Ce que la visite couvre

L'arrêté du 24 juillet 2020 définit les opérations minimales. Une visite sérieuse comprend :

  1. Contrôle visuel de l'unité extérieure : état des ailettes, du ventilateur, du caisson, de l'évacuation des condensats.
  2. Nettoyage des échangeurs (intérieur et extérieur si nécessaire).
  3. Vérification du circuit hydraulique : pression, vase d'expansion, purge des radiateurs si besoin.
  4. Contrôle du fluide frigorigène : pas de fuite, charge correcte.
  5. Contrôle d'étanchéité obligatoire si la charge dépasse 5 tonnes équivalent CO₂ (rare en résidentiel).
  6. Vérification de la régulation : sondes, loi d'eau, point de bivalence, mode nuit.
  7. Mesure du COP réel sur la régulation (si disponible).
  8. Vérification des sécurités : pressostats, thermostats limiteurs.
  9. Conseils d'utilisation et recommandations.
  10. Rédaction et remise d'une attestation d'entretien.

Pourquoi ça vaut le coup

Au-delà de l'obligation, l'entretien annuel a un vrai bénéfice :

  • Prévention des pannes — 80 % des pannes graves résultent de défauts détectables à l'entretien (fluide bas, sondes encrassées, vase d'expansion défectueux).
  • Maintien du SCOP — un échangeur encrassé ou une régulation déréglée peut faire perdre 10 à 20 % de rendement annuel, soit 100-200 € de surcoût électricité.
  • Allongement de la durée de vie — une PAC entretenue dure 18 à 22 ans ; mal entretenue, 12 à 15 ans.
  • Couverture assurance — l'assurance habitation peut exiger l'attestation en cas de sinistre.

Combien ça coûte

Type de PACVisite seuleContrat de maintenance annuel
Air-air mono-split80 à 130 €120 à 180 €
Air-air multi-split120 à 200 €180 à 280 €
Air-eau résidentielle150 à 220 €200 à 320 €
Géothermique180 à 280 €250 à 400 €

Le contrat de maintenance couvre la visite annuelle plus l'intervention rapide en cas de panne (parfois pièces et main d'œuvre incluses jusqu'à un seuil). Souvent intéressant pour les PAC complexes.
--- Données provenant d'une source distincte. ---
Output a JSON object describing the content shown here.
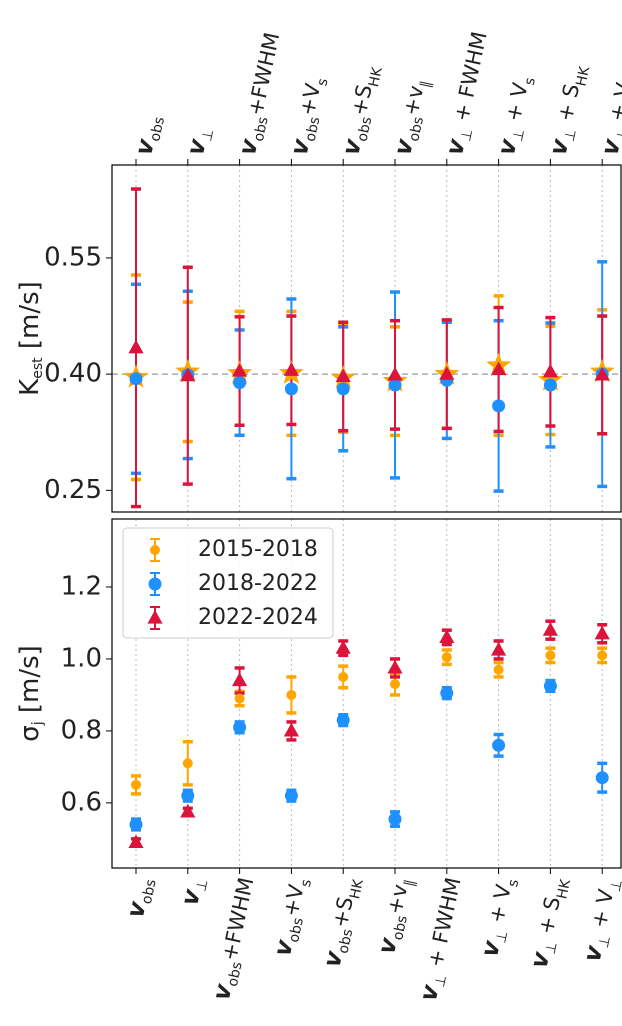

Comment choisir un prestataire

  • Privilégier l'installateur initial les premières années — il connaît son installation.
  • Vérifier l'attestation de capacité fluides frigorigènes (catégorie I obligatoire), même si la charge est faible.
  • Demander un devis détaillé avant intervention, pas un forfait flou.
  • Lire les avis et la fréquence des interventions sur les forums dédiés.
  • Comparer 2 ou 3 prestataires à la première échéance.

Et l'entretien en dehors de la visite ?

Quelques gestes à votre charge entre deux visites :

  • Dégager l'unité extérieure de feuilles, neige, branches.
  • Vérifier le drain de condensats régulièrement (mousse, débris).
  • Surveiller la pression du circuit hydraulique — si elle baisse, contacter l'installateur (fuite ou vase d'expansion).
  • Nettoyer les filtres des unités intérieures air-air (1-2 fois par an).
  • Écouter les bruits inhabituels — un bruit qui change est souvent un signal précoce.